Article de 690 mots ⏱️ 4 min de lecture

Deux aviateurs ont reconnu avoir fait de fausses déclarations lors de leur conseil de discipline pour des faits survenus après une fusillade accidentelle ayant entraîné la mort d’un camarade sur la base aérienne F.E. Warren, qui abrite une installation nucléaire.

Les aviateurs Sarbjot Badesha et Matthew Rodriguez ont plaidé coupable d’avoir menti sur les circonstances du décès de l’airman Brayden Lovan, survenu le 20 juillet dernier. Leur procès s’est tenu les 30 et 31 octobre sur la base gérée par le 90th Missile Wing, responsable de la protection des missiles nucléaires stationnés sur place.

Selon leurs témoignages, ils ont vu l’airman Marcus White-Allen dégainer son pistolet M18 et le pointer vers Lovan « de manière plaisante ». Les deux aviateurs ont déclaré avoir entendu le coup de feu, après quoi Lovan est rapidement tombé au sol, touché mortellement. Tous quatre, y compris la victime, appartenaient au 90th Security Forces Group, unité chargée de la sécurité de la base nucléaire.

White-Allen aurait ordonné à ses collègues de déformer la vérité dès les premiers instants, alors même que les secours intervenaient. Badesha a expliqué que White-Allen lui avait dit : « Voici l’histoire. Dis-leur que j’ai claqué ma ceinture de service contre le bureau et que le pistolet est parti tout seul. » De son côté, Rodriguez a reçu l’instruction de déclarer aux secours que le « holster avait déclenché l’arme ».

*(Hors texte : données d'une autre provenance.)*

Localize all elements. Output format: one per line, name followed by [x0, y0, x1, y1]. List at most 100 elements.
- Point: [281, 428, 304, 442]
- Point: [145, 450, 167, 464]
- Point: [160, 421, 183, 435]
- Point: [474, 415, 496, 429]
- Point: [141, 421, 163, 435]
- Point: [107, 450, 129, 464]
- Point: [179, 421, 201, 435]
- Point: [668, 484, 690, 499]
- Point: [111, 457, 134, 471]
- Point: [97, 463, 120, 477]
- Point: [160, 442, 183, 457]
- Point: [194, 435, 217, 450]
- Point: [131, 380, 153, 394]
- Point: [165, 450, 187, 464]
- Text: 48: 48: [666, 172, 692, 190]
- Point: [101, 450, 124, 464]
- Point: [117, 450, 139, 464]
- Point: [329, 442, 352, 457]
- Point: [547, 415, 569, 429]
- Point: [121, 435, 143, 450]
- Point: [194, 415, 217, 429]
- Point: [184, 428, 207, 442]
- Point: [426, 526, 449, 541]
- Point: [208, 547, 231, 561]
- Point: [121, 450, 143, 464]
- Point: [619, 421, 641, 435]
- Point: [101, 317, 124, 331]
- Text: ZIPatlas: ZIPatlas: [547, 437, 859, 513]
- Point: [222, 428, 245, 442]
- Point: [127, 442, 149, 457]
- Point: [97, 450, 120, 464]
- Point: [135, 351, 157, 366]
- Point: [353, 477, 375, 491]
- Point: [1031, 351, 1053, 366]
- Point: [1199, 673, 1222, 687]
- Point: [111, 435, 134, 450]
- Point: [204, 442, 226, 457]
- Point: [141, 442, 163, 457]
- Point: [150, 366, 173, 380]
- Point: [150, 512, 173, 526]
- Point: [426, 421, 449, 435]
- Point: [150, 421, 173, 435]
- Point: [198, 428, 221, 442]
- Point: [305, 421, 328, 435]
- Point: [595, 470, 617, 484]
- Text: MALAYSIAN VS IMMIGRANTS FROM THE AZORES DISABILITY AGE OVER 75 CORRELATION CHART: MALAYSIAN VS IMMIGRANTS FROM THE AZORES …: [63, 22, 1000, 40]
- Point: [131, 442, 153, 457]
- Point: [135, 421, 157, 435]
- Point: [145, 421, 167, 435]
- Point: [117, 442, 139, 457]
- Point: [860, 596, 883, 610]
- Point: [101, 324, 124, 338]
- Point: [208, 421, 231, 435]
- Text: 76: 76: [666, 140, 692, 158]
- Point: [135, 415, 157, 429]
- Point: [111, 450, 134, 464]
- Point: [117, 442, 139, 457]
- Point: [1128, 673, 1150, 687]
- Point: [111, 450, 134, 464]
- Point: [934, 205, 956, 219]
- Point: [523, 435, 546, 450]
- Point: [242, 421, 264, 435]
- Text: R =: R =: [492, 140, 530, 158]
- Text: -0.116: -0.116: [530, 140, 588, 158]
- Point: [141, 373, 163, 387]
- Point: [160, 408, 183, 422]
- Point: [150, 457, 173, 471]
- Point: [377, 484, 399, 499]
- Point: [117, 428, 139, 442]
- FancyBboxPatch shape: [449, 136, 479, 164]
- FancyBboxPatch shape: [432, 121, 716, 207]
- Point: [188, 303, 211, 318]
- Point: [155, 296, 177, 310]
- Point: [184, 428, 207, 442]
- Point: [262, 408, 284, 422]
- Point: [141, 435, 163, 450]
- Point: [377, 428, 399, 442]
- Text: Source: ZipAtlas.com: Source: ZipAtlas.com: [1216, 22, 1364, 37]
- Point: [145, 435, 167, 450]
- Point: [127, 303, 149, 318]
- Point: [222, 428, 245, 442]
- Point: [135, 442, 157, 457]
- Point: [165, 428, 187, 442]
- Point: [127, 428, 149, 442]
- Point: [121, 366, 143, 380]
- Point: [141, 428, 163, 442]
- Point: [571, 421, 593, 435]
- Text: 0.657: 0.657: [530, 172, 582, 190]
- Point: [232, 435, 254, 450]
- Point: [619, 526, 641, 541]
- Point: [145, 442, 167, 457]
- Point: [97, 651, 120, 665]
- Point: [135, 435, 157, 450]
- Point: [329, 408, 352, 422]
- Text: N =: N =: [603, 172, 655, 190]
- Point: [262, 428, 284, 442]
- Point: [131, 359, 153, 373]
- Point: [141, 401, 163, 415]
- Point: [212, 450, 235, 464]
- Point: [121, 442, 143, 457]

En conséquence, la fusillade avait d’abord été rapportée comme un tir accidentel involontaire du M18, ce qui avait déclenché une réaction importante au sein de l’US Air Force. Le commandement Air Force Global Strike, responsable des forces nucléaires américaines, a suspendu l’usage du pistolet pour procéder à une inspection complète. L’Air Combat Command a pris des mesures similaires. Le fabricant Sig Sauer a par ailleurs publié un communiqué niant catégoriquement que le modèle P-320, sur lequel est basé le M18, puisse tirer accidentellement sans action directe sur la détente.

White-Allen avait été arrêté en août dans le cadre de cette affaire, mais il avait été retenu sous anonymat puis relâché. Il a été retrouvé mort dans son dortoir sur la base F.E. Warren le 8 octobre. Le 90th Missile Wing avait auparavant indiqué qu’il faisait l’objet d’une enquête en tant que personne impliquée dans la fusillade. Les détails communiqués lors des procès militaires constituent la première confirmation officielle que l’arme de White-Allen a causé la mort de Lovan. Une enquête est toujours en cours concernant le décès de White-Allen.

« Nous sommes pleinement engagés à soutenir les familles et toutes les personnes affectées par ces événements tragiques », a déclaré le colonel Terry Holmes, commandant du 90th Missile Wing. « Notre priorité est de garantir que justice soit rendue et que chaque aspect de cette affaire soit minutieusement examiné. »

À l’issue du conseil de discipline, Badesha a été condamné à 30 jours de confinement avec une amende équivalente à une saisie de 1 545 dollars de son solde, en plus d’une rétrogradation au grade E-1. Rodriguez a écopé de 10 jours de confinement et 15 jours de restriction au sein de la base, avec une amende de 500 dollars et une rétrogradation au grade E-2.

Le décès de Lovan en juillet était le premier d’une série de quatre morts liées à la base F.E. Warren sur une période de quelques mois, clôturée par le décès de White-Allen en octobre. Suite à cet incident, la hiérarchie du 90th Security Forces Group a organisé plusieurs réunions ouvertes avec l’ensemble des 1 400 membres de l’unité pour aborder ces événements récents. Le commandant de l’unité a expliqué que ces rendez-vous ont porté non seulement sur le cycle de décès, mais aussi sur l’importance de la responsabilité, du professionnalisme et du retour aux fondamentaux.